Anti-cariogenic activity of mutanocyclin, a secondary metabolite of Streptococcus mutans, in mono- and multispecies biofilms.

Streptococcus mutans (S. mutans), a principal cariogenic pathogen responsible for dental caries, alters the oral biofilm ecology through the production of various metabolites. One such metabolite, mutanocyclin (MUC), a recently identified secondary metabolite, may have implications for both caries development and oral microbiome interactions. This study aimed to investigate the properties of MUC and its effects on S. mutans, as well as other oral commensal streptococci in mono- and multispecies biofilms. Our findings revealed that MUC significantly inhibited S. mutans planktonic growth, biofilm formation, lactic acid production, water-insoluble glucan synthesis, and extracellular polysaccharide production.

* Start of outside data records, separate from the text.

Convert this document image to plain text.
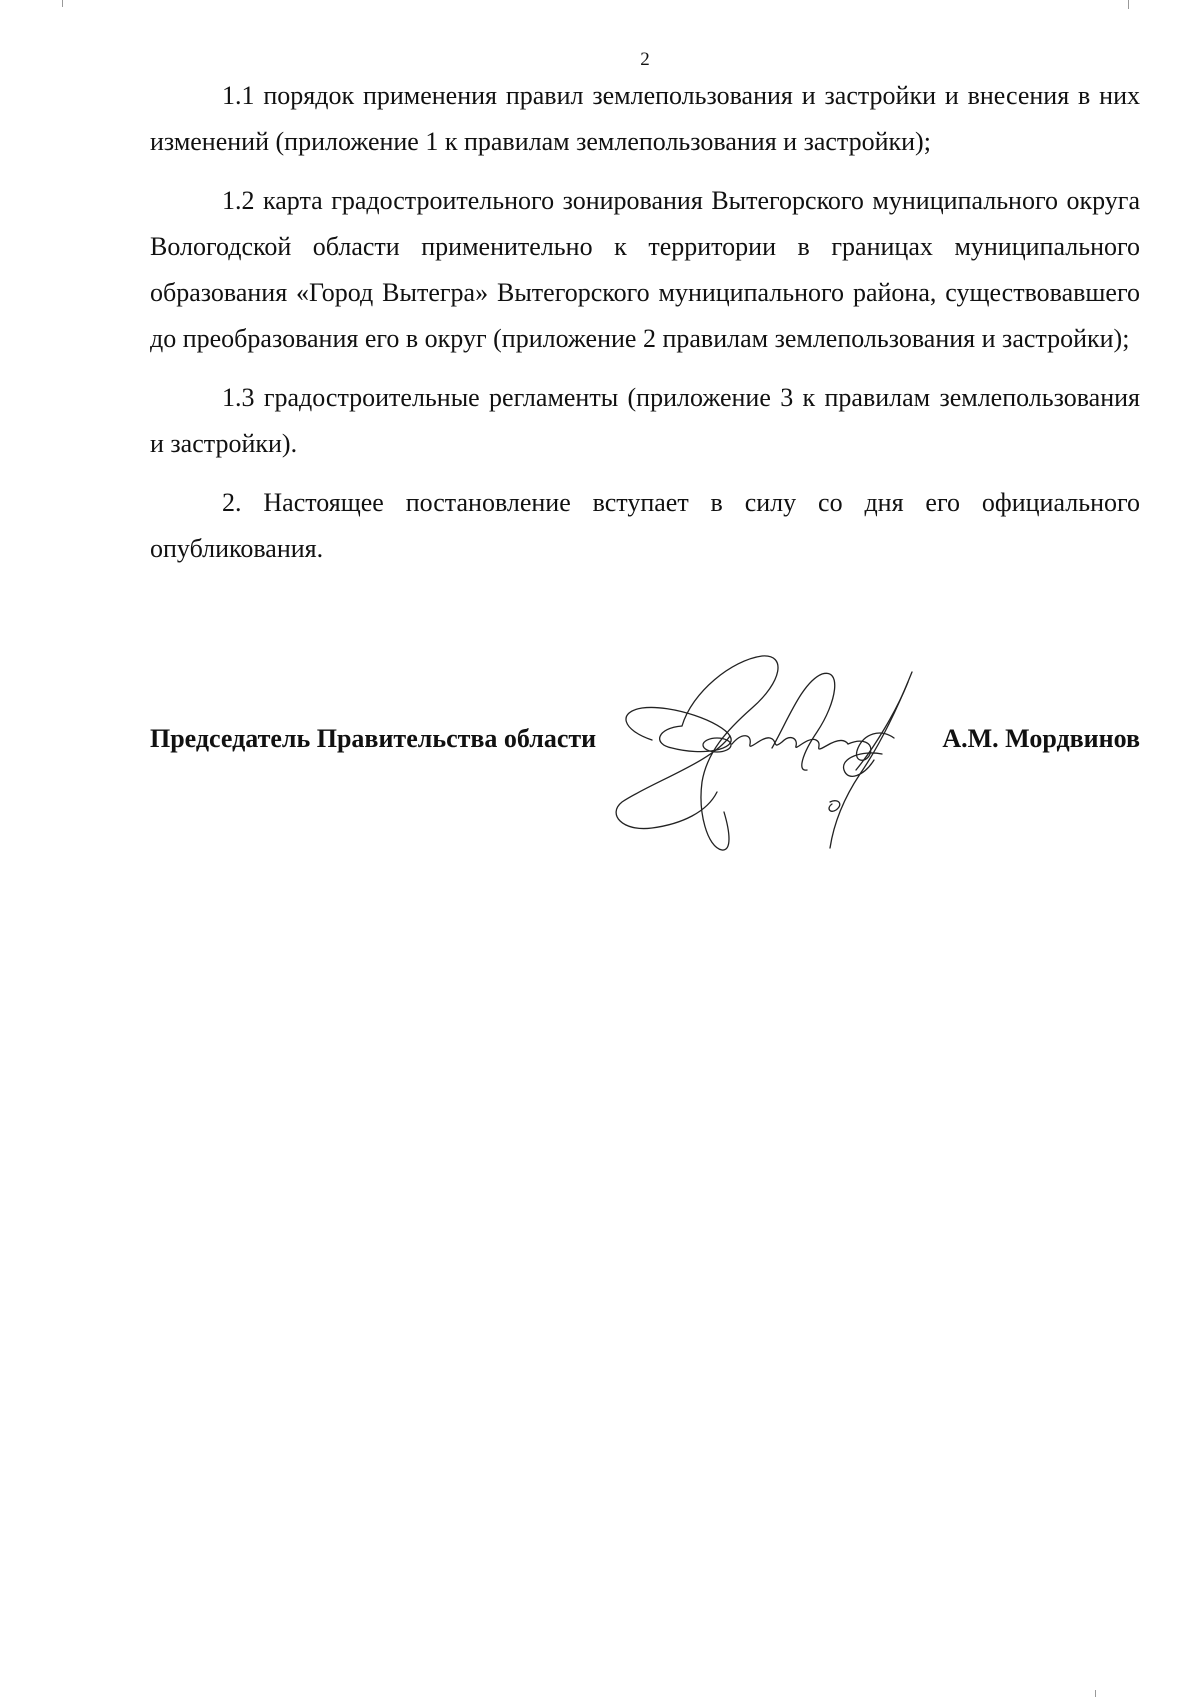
2

1.1 порядок применения правил землепользования и застройки и внесения в них изменений (приложение 1 к правилам землепользования и застройки);

1.2 карта градостроительного зонирования Вытегорского муниципального округа Вологодской области применительно к территории в границах муниципального образования «Город Вытегра» Вытегорского муниципального района, существовавшего до преобразования его в округ (приложение 2 правилам землепользования и застройки);

1.3 градостроительные регламенты (приложение 3 к правилам землепользования и застройки).

2. Настоящее постановление вступает в силу со дня его официального опубликования.

Председатель Правительства области	А.М. Мордвинов
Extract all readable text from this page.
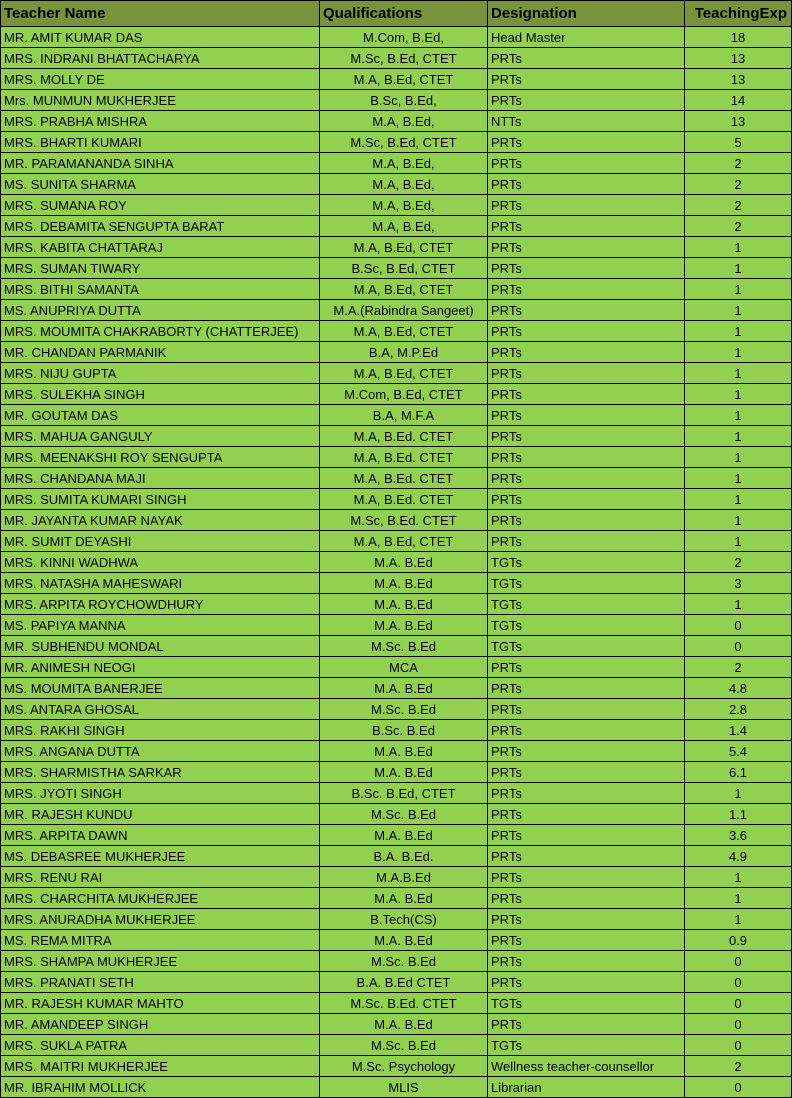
Teacher Name	Qualifications	Designation	TeachingExp
MR. AMIT KUMAR DAS	M.Com, B.Ed,	Head Master	18
MRS. INDRANI BHATTACHARYA	M.Sc, B.Ed, CTET	PRTs	13
MRS. MOLLY DE	M.A, B.Ed, CTET	PRTs	13
Mrs. MUNMUN MUKHERJEE	B.Sc, B.Ed,	PRTs	14
MRS. PRABHA MISHRA	M.A, B.Ed,	NTTs	13
MRS. BHARTI KUMARI	M.Sc, B.Ed, CTET	PRTs	5
MR. PARAMANANDA SINHA	M.A, B.Ed,	PRTs	2
MS. SUNITA SHARMA	M.A, B.Ed,	PRTs	2
MRS. SUMANA ROY	M.A, B.Ed,	PRTs	2
MRS. DEBAMITA SENGUPTA BARAT	M.A, B.Ed,	PRTs	2
MRS. KABITA CHATTARAJ	M.A, B.Ed, CTET	PRTs	1
MRS. SUMAN TIWARY	B.Sc, B.Ed, CTET	PRTs	1
MRS. BITHI SAMANTA	M.A, B.Ed, CTET	PRTs	1
MS. ANUPRIYA DUTTA	M.A.(Rabindra Sangeet)	PRTs	1
MRS. MOUMITA CHAKRABORTY (CHATTERJEE)	M.A, B.Ed, CTET	PRTs	1
MR. CHANDAN PARMANIK	B.A, M.P.Ed	PRTs	1
MRS. NIJU GUPTA	M.A, B.Ed, CTET	PRTs	1
MRS. SULEKHA SINGH	M.Com, B.Ed, CTET	PRTs	1
MR. GOUTAM DAS	B.A, M.F.A	PRTs	1
MRS. MAHUA GANGULY	M.A, B.Ed. CTET	PRTs	1
MRS. MEENAKSHI ROY SENGUPTA	M.A, B.Ed. CTET	PRTs	1
MRS. CHANDANA MAJI	M.A, B.Ed. CTET	PRTs	1
MRS. SUMITA KUMARI SINGH	M.A, B.Ed. CTET	PRTs	1
MR. JAYANTA KUMAR NAYAK	M.Sc, B.Ed. CTET	PRTs	1
MR. SUMIT DEYASHI	M.A, B.Ed, CTET	PRTs	1
MRS. KINNI WADHWA	M.A. B.Ed	TGTs	2
MRS. NATASHA MAHESWARI	M.A. B.Ed	TGTs	3
MRS. ARPITA ROYCHOWDHURY	M.A. B.Ed	TGTs	1
MS. PAPIYA MANNA	M.A. B.Ed	TGTs	0
MR. SUBHENDU MONDAL	M.Sc. B.Ed	TGTs	0
MR. ANIMESH NEOGI	MCA	PRTs	2
MS. MOUMITA BANERJEE	M.A. B.Ed	PRTs	4.8
MS. ANTARA GHOSAL	M.Sc. B.Ed	PRTs	2.8
MRS. RAKHI SINGH	B.Sc. B.Ed	PRTs	1.4
MRS. ANGANA DUTTA	M.A. B.Ed	PRTs	5.4
MRS. SHARMISTHA SARKAR	M.A. B.Ed	PRTs	6.1
MRS. JYOTI SINGH	B.Sc. B.Ed, CTET	PRTs	1
MR. RAJESH KUNDU	M.Sc. B.Ed	PRTs	1.1
MRS. ARPITA DAWN	M.A. B.Ed	PRTs	3.6
MS. DEBASREE MUKHERJEE	B.A. B.Ed.	PRTs	4.9
MRS. RENU RAI	M.A.B.Ed	PRTs	1
MRS. CHARCHITA MUKHERJEE	M.A. B.Ed	PRTs	1
MRS. ANURADHA MUKHERJEE	B.Tech(CS)	PRTs	1
MS. REMA MITRA	M.A. B.Ed	PRTs	0.9
MRS. SHAMPA MUKHERJEE	M.Sc. B.Ed	PRTs	0
MRS. PRANATI SETH	B.A. B.Ed CTET	PRTs	0
MR. RAJESH KUMAR MAHTO	M.Sc. B.Ed. CTET	TGTs	0
MR. AMANDEEP SINGH	M.A. B.Ed	PRTs	0
MRS. SUKLA PATRA	M.Sc. B.Ed	TGTs	0
MRS. MAITRI MUKHERJEE	M.Sc. Psychology	Wellness teacher-counsellor	2
MR. IBRAHIM MOLLICK	MLIS	Librarian	0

In contrast, at lower concentrations, MUC stimulated the growth of Streptococcus gordonii (S. gordonii) and Streptococcus sanguinis (S. sanguinis). Additionally, MUC reduced the abundance of S. mutans and enhanced the antagonistic activity of S. gordonii and S. sanguinis against S. mutans in multispecies biofilms by upregulating the expression of the H(2)O(2)-related gene spxB and stimulating H(2)O(2) production. These results suggest that MUC has potential for anti-cariogenic activity against S. mutans and for modulating oral microbial communities within the cariogenic microenvironment, providing new therapeutic strategies for preventing dental caries. IMPORTANCE: Dental caries is a major global health concern, affecting millions and contributing to reduced quality of life and economic burdens. Our study investigated the properties of mutanocyclin (MUC), a recently discovered secondary metabolite produced by S. mutans. Our work sheds light on the role of MUC in modulating microbial communities in the oral cavity. We demonstrated that MUC influences the formation and cariogenicity of S. mutans biofilms and its interactions with other beneficial oral bacteria. This research enhances our understanding of newly discovered secondary metabolites of S. mutans and offers a potential novel strategy for managing the microbial imbalances that lead to caries.